Teşekkür edrim gönlünüzü acmışsınız bizlere, sağolun. bizlerde gönlünüzün bir köşesinde yer bula bulabilirsek, bizim için büyük bir mutluluk, güzel ve anlamlı bir şiirdi tebrik ederim. Yardan sizin ve sevdiklerinizin yardımcısı olsun, Sevgilerimle...

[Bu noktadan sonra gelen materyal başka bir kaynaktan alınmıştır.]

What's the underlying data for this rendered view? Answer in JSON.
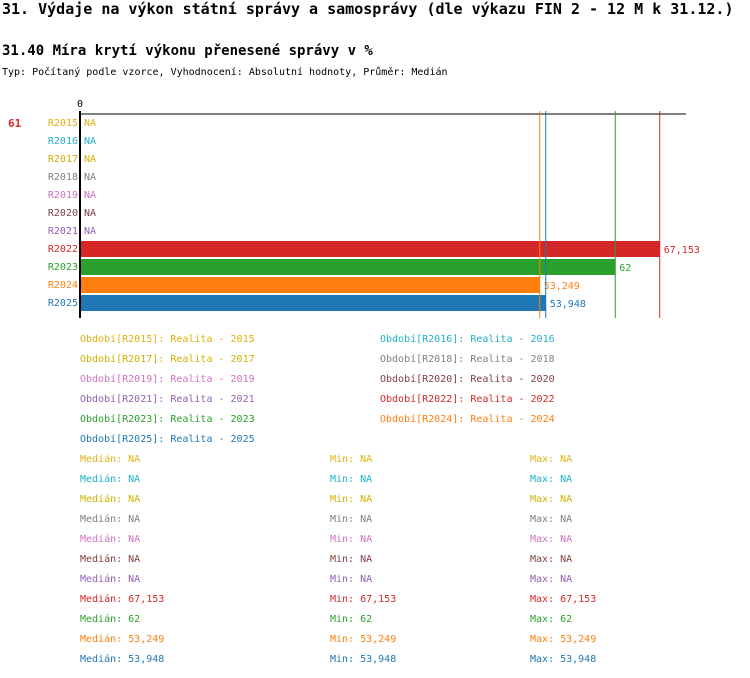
{
  "header": {
    "title": "31. Výdaje na výkon státní správy a samosprávy (dle výkazu FIN 2 - 12 M k 31.12.)",
    "subtitle": "31.40 Míra krytí výkonu přenesené správy v %",
    "meta": "Typ: Počítaný podle vzorce, Vyhodnocení: Absolutní hodnoty, Průměr: Medián"
  },
  "chart_data": {
    "type": "bar",
    "orientation": "horizontal",
    "row_value": "61",
    "zero_label": "0",
    "xlim": [
      0,
      69.5
    ],
    "categories": [
      "R2015",
      "R2016",
      "R2017",
      "R2018",
      "R2019",
      "R2020",
      "R2021",
      "R2022",
      "R2023",
      "R2024",
      "R2025"
    ],
    "values": [
      null,
      null,
      null,
      null,
      null,
      null,
      null,
      67.153,
      62,
      53.249,
      53.948
    ],
    "value_labels": [
      "NA",
      "NA",
      "NA",
      "NA",
      "NA",
      "NA",
      "NA",
      "67,153",
      "62",
      "53,249",
      "53,948"
    ],
    "colors": [
      "#e0b010",
      "#20b0c8",
      "#d0b000",
      "#808080",
      "#d070c0",
      "#804040",
      "#9060b0",
      "#d62728",
      "#2ca02c",
      "#ff7f0e",
      "#1f77b4"
    ],
    "reference_lines": [
      {
        "value": 53.249,
        "color": "#ff7f0e"
      },
      {
        "value": 53.948,
        "color": "#1f77b4"
      },
      {
        "value": 62,
        "color": "#2ca02c"
      },
      {
        "value": 67.153,
        "color": "#d62728"
      }
    ],
    "legend": [
      {
        "key": "Období[R2015]",
        "text": ": Realita - 2015"
      },
      {
        "key": "Období[R2016]",
        "text": ": Realita - 2016"
      },
      {
        "key": "Období[R2017]",
        "text": ": Realita - 2017"
      },
      {
        "key": "Období[R2018]",
        "text": ": Realita - 2018"
      },
      {
        "key": "Období[R2019]",
        "text": ": Realita - 2019"
      },
      {
        "key": "Období[R2020]",
        "text": ": Realita - 2020"
      },
      {
        "key": "Období[R2021]",
        "text": ": Realita - 2021"
      },
      {
        "key": "Období[R2022]",
        "text": ": Realita - 2022"
      },
      {
        "key": "Období[R2023]",
        "text": ": Realita - 2023"
      },
      {
        "key": "Období[R2024]",
        "text": ": Realita - 2024"
      },
      {
        "key": "Období[R2025]",
        "text": ": Realita - 2025"
      }
    ],
    "stats": [
      {
        "median": "Medián: NA",
        "min": "Min: NA",
        "max": "Max: NA"
      },
      {
        "median": "Medián: NA",
        "min": "Min: NA",
        "max": "Max: NA"
      },
      {
        "median": "Medián: NA",
        "min": "Min: NA",
        "max": "Max: NA"
      },
      {
        "median": "Medián: NA",
        "min": "Min: NA",
        "max": "Max: NA"
      },
      {
        "median": "Medián: NA",
        "min": "Min: NA",
        "max": "Max: NA"
      },
      {
        "median": "Medián: NA",
        "min": "Min: NA",
        "max": "Max: NA"
      },
      {
        "median": "Medián: NA",
        "min": "Min: NA",
        "max": "Max: NA"
      },
      {
        "median": "Medián: 67,153",
        "min": "Min: 67,153",
        "max": "Max: 67,153"
      },
      {
        "median": "Medián: 62",
        "min": "Min: 62",
        "max": "Max: 62"
      },
      {
        "median": "Medián: 53,249",
        "min": "Min: 53,249",
        "max": "Max: 53,249"
      },
      {
        "median": "Medián: 53,948",
        "min": "Min: 53,948",
        "max": "Max: 53,948"
      }
    ]
  }
}
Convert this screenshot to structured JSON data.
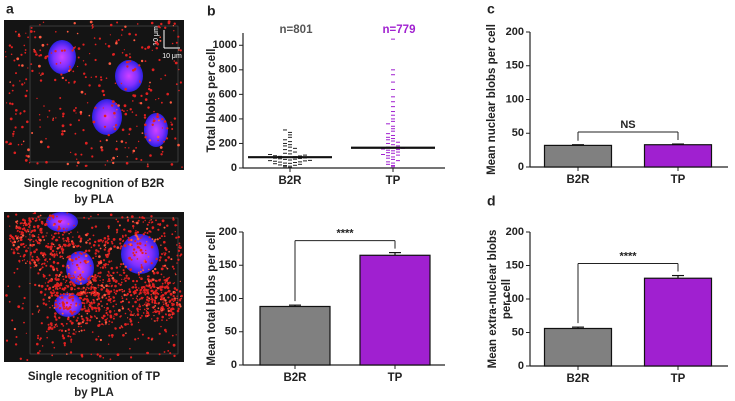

affedin beni değerli Sait bey, buraya bir sızı da sığdırayım...hiç yakışmayacağını bile bile, bu had aşımına karşı koyamıyor oluşum kadar zayıf bir yargı değerimi dile getirmeyi burayı mı seçtin denileceğini de...:
Ana Yüreğidir Bu İlk Aşkıdır ''Güvence''
Es geç’e beceri yoksunluğumdan
yüreğim titriyor geleceğin ürpertisinden
ben duyumsuyorum ama,
sen düşünme mi dersin bilmem...
Ben alnı açık yüzü ak yüreği korkusuz
şefkat ve güvenle zırhlandırılmış
tüm çaresizliklerde hürriyet bayrağı dalgalandırmış
sevgi, bilinç, duyarlıklarla da yaralar sarmış
bir ecdadın evladı tüm geleceğe umut
Kara çarşaflar içinde katliamlar olmuştu
o meçhul zamana temel türetme
gerisine zaman kazanmaya da yeltenme
yine yürek titretiliyor kimin umurunda
toplum saygısı da bundan mı ibaret
bu kaygısızlıkla bedel ödetme
aile bilinci sızlatılıyor kimin umurunda.
Anaları korkutma cüret mi sanılır
kadınlığı bez parçası etmekle erkeklik mi yaşanır
yavrulara sorumluluk da kayıtsızlık mı olur
sağduyu körleşmişliğini böyle kükremeye
ceddimin onuruna da bez çaput çekenlere...
dikkat et şimdi beddua ediyorum
sadece ana yüreğidir bu zırh, hançer, panzer gücü değil
ana yüreğidir bu acır hem gece gündüz
ana yüreğidir bu ilk aşkıdır ''güvence''
Ana yüreğidir kılıçtır da sevgisi
ana yüreğidir zırhtandır da saygısı
ana yüreğidir bilinçledir de imanı
ana yüreğidir kadınlığa da kuralı
ana yüreğidir erkekliğe de donatımı
ana yüreğidir bayrağı da dalgalandırır
ana yüreğidir işte aşkların barındığı yer...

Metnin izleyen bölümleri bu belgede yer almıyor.